Na espessa e vasta floresta, o verde escuro do topo das
árvores caía sobre a noite como um véu negro. Em suma silêncio, apenas o som de
insetos e aves noturnos ecoava pela imensidão natural. A região possuía
diversos declives, em alguns pontos as depressões eram extensas, a duzentos ou
mais metros em meio às árvores espaçadas e à relva rala, enquanto em outras a
inclinação era íngreme, cinquenta ou oitenta metros acima, garantindo a errônea
impressão de que dali era possível tocar as milhares de estrelas que iluminavam
o céu ou o topo das árvores que farfalhavam com o vento gélido correndo
floresta adentro no último dia do ano.
Entre as árvores, Annabelle Barnes segurava uma garrafa
térmica de café fumegante nas mãos. Em intervalos de dez minutos, ela enchia a
tampa do objeto que servia de xícara improvisada e sorvia o café com profunda
calma, por vezes queimando a língua, porém jamais reclamando. Levava mais tempo
esfriando o café do que necessariamente para degustá-lo. Devido ao frio que a
abraçava de maneira não incômoda e acolhedora, vestia três camadas de roupa e
um par de luvas nas mãos, retirando-o apenas para que a fumaça dele esquentasse
as palmas e devolvesse a elas a sensação de calor e de vida.
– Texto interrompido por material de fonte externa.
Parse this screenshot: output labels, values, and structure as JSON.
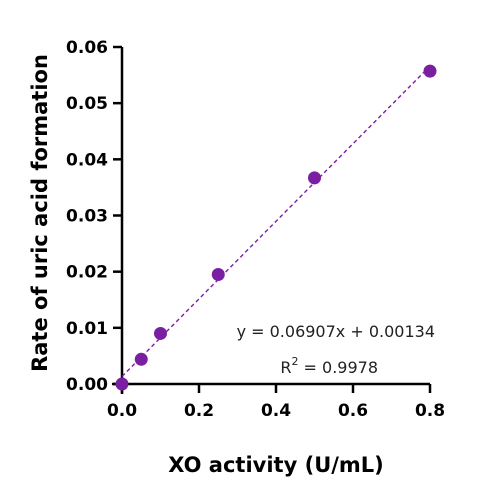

A geografia do lugar em termos de vegetação assemelhava-se
muito com o restante da maior área do território búlgaro, embora aquela em que
Annabelle estivesse pertencesse à região norte da Grécia, território que correspondia
ao oriente da antiga Macedônia e Trácia, locais em que o ritual prestes a
ocorrer também era realizado há séculos, e onde, apesar do tempo e do
decorrente enfraquecimento da tradição de alguns sacerdotes, jamais fora
esquecido.
Apesar da baixa temperatura e da total solidão na floresta,
Annabelle esteve o tempo inteiro confortável enquanto tentava contar as
estrelas que salpicavam o céu acima das árvores. Seus olhos de profundas
piscinas azul-cristalinas não desprendiam-se da maravilha que enxergava nem da
calmaria que experimentava, e embora muito desejasse estar perto de seus pais
ou dos amigos a quem tanto estimava, nenhum traço de arrependimento ou tristeza
a invadia por estar ali: sentada no chão ao pé de uma árvore, a mochila ao lado
e os joelhos dobrados. Quando não sorvia a cafeína, abraçava as pernas e as
esquentava, cantarolando quaisquer canções (folclóricas ou não, rocks antigos
ou não) que viessem em sua mente como forma de preencher o tempo de espera.
Aquele era o seu segundo ritual desde que aceitara a tarefa
de bom grado das mãos de seu falecido amigo, Leonel. A primeira vez em que seus
olhos testemunharam a passagem do rito, o último descendente dos Cattaeno já
não era um homem em seu completo vigor: idoso, beirando os oitenta anos e
ciente de que o relógio em pouco tempo anunciaria sua partida, ele caminhou
lentamente pelas ruas do bairro de Trastevere, na Itália. Naquele ano (agora
tantos atrás), Janus realizou sua última caminhada ao lado do velho homem
devoto e fiel sacerdote, ou o último que sobrou para desempenhar longínqua função
sacerdotal. À época Annabelle não sabia,
talvez apenas o próprio Leonel já desconfiasse: aqueles seriam os
últimos passos, o último exercício de Leo Cattaeno como guia e amigo zeloso da divindade.